Rian nodded a third time. "You know what you need?" he said, his voice surprisingly gentle.
She looked up tentatively.
"You need a nice dinner and a good night's sleep," he said. "This is probably not the sort of thing you should force yourself through on an empty stomach."
As if in response to her words, her stomach twinged. She became conscious of how dry her mouth was as she swallowed.
"Come on," Rian said, a little bit of his usual enthusiasm in his voice. "Let's get this box back on land and go back for dinner."
Tentatively, Lori looked up. She nodded.
Food. Yes, food sounded good. And afterwards…
"If it helps, I think you're wrong," Rian said as he pulled at the anchor rope to tug them back closer to land.

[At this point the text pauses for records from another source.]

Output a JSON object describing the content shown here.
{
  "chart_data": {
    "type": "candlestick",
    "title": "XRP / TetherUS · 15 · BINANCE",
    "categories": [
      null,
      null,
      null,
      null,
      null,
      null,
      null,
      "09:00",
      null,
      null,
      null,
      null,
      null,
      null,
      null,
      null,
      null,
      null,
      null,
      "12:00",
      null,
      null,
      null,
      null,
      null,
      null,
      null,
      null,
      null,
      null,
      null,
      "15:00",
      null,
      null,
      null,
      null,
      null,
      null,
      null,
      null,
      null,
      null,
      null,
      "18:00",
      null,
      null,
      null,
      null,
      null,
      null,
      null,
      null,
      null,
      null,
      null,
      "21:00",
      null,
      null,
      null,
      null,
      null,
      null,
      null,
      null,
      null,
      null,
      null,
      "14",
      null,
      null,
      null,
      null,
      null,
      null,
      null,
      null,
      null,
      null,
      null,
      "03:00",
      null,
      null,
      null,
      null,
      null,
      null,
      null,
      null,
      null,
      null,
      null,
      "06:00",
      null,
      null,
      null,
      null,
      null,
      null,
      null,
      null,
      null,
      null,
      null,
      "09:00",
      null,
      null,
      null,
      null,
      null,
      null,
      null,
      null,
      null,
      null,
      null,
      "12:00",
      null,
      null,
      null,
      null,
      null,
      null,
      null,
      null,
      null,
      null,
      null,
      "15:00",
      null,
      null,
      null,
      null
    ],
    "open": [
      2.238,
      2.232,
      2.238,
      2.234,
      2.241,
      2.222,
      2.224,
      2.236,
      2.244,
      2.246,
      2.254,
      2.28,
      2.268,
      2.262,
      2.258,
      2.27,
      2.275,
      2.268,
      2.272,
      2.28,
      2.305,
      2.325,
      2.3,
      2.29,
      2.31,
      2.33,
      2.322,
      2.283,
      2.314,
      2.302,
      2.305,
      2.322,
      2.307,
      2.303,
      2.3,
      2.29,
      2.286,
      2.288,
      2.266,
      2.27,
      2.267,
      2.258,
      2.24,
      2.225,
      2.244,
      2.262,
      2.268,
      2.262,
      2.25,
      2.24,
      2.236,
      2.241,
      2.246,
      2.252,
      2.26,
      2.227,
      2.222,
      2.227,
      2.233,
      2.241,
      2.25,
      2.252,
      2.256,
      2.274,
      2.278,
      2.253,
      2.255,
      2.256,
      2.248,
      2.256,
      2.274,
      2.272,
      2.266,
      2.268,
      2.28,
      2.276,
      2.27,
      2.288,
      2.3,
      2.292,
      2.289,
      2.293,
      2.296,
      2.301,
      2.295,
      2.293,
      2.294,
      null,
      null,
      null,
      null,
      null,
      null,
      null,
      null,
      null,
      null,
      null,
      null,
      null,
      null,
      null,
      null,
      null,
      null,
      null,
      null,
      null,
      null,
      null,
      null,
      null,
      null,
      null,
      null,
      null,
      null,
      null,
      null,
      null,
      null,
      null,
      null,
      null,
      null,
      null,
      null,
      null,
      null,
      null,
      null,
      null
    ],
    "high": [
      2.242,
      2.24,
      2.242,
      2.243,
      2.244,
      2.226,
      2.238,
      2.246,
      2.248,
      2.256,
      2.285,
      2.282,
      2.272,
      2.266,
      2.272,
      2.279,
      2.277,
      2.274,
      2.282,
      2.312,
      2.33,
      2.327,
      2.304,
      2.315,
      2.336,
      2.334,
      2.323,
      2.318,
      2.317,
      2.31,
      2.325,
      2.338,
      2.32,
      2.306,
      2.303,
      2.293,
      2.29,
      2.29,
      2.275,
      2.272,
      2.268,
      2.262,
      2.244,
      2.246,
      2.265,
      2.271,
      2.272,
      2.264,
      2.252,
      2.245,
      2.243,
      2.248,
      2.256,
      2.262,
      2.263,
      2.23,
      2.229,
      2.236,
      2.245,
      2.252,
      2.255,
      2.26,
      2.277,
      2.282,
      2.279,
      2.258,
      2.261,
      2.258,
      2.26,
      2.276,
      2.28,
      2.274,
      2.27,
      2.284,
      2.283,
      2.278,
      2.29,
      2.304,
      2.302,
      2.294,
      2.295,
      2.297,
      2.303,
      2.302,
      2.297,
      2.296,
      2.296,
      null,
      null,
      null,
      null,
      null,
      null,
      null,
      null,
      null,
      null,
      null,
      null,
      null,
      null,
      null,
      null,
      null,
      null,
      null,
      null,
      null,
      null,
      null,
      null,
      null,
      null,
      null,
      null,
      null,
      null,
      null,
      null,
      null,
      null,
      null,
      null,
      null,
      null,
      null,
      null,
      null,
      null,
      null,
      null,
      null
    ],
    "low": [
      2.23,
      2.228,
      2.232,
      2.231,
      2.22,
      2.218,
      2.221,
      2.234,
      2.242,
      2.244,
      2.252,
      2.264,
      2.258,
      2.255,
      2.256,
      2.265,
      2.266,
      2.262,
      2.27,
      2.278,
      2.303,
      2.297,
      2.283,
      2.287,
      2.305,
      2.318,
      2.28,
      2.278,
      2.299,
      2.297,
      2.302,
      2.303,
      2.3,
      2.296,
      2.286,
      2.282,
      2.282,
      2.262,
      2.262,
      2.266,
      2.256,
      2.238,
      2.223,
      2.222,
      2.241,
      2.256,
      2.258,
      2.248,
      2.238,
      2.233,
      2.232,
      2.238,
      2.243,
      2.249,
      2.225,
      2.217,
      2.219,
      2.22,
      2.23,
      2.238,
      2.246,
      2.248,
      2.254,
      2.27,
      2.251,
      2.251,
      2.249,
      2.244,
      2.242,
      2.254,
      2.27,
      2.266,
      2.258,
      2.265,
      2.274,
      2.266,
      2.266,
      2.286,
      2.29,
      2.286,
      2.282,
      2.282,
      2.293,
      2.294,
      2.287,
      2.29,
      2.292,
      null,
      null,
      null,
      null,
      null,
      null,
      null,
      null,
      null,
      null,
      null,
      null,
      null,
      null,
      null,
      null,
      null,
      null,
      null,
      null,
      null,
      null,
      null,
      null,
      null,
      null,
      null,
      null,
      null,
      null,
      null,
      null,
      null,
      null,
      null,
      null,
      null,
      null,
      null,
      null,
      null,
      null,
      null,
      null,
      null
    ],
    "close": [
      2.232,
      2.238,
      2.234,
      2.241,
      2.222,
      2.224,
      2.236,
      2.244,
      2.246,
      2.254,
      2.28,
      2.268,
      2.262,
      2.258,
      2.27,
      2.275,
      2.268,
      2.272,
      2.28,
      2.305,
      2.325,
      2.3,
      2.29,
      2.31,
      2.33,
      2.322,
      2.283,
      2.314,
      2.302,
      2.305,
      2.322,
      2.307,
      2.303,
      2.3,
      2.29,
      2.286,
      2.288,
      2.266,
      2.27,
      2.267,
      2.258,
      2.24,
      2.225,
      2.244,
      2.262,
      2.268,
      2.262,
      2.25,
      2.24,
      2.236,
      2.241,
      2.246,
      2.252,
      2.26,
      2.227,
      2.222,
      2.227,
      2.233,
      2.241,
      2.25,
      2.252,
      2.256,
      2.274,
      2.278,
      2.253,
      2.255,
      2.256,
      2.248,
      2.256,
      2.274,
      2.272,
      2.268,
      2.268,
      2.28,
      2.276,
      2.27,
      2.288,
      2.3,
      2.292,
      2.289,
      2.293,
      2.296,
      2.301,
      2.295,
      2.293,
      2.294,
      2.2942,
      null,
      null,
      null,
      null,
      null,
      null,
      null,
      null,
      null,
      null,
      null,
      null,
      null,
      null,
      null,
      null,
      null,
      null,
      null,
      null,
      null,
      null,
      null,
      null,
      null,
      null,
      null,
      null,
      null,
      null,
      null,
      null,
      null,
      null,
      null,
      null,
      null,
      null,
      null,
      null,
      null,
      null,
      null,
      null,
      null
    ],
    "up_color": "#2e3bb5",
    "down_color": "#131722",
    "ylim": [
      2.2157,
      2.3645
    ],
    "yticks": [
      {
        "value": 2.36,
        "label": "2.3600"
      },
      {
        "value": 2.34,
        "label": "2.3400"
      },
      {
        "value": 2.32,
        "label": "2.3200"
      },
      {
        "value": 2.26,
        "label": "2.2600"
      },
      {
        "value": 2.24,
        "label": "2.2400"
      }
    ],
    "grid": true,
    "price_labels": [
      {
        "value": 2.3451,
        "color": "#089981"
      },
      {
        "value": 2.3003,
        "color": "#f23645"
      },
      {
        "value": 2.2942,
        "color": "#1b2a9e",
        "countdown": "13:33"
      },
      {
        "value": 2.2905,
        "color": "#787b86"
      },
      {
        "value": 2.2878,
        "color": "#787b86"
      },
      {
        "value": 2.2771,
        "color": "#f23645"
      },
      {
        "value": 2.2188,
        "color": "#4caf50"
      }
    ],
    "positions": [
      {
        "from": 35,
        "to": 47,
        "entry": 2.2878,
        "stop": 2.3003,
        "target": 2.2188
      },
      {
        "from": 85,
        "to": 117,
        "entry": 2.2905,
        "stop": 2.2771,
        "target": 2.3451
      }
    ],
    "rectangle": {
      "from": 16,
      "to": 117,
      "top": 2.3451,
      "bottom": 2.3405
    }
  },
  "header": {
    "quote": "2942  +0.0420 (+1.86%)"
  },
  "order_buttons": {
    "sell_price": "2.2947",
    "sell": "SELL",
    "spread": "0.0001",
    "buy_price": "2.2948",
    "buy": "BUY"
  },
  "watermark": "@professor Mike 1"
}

A twinge, a feeling of betrayal. She was wrong, he said. He was telling her how she should have done it…
"I don't think you'd have had it in you to kill Shana even if she'd been older," Rian said as the bottom of the boat began to scrape on the short. "You're not like Grem. You both thought about it, but you didn't do it, and you didn't try to make anyone else do it when you found out you didn't have it in you to do it. You're a good person, and you did the right thing, even if you think you just hesitated."
Lori stared at him.
Rian grabbed his boots, leapt over the side and pulled the boat the rest of the way.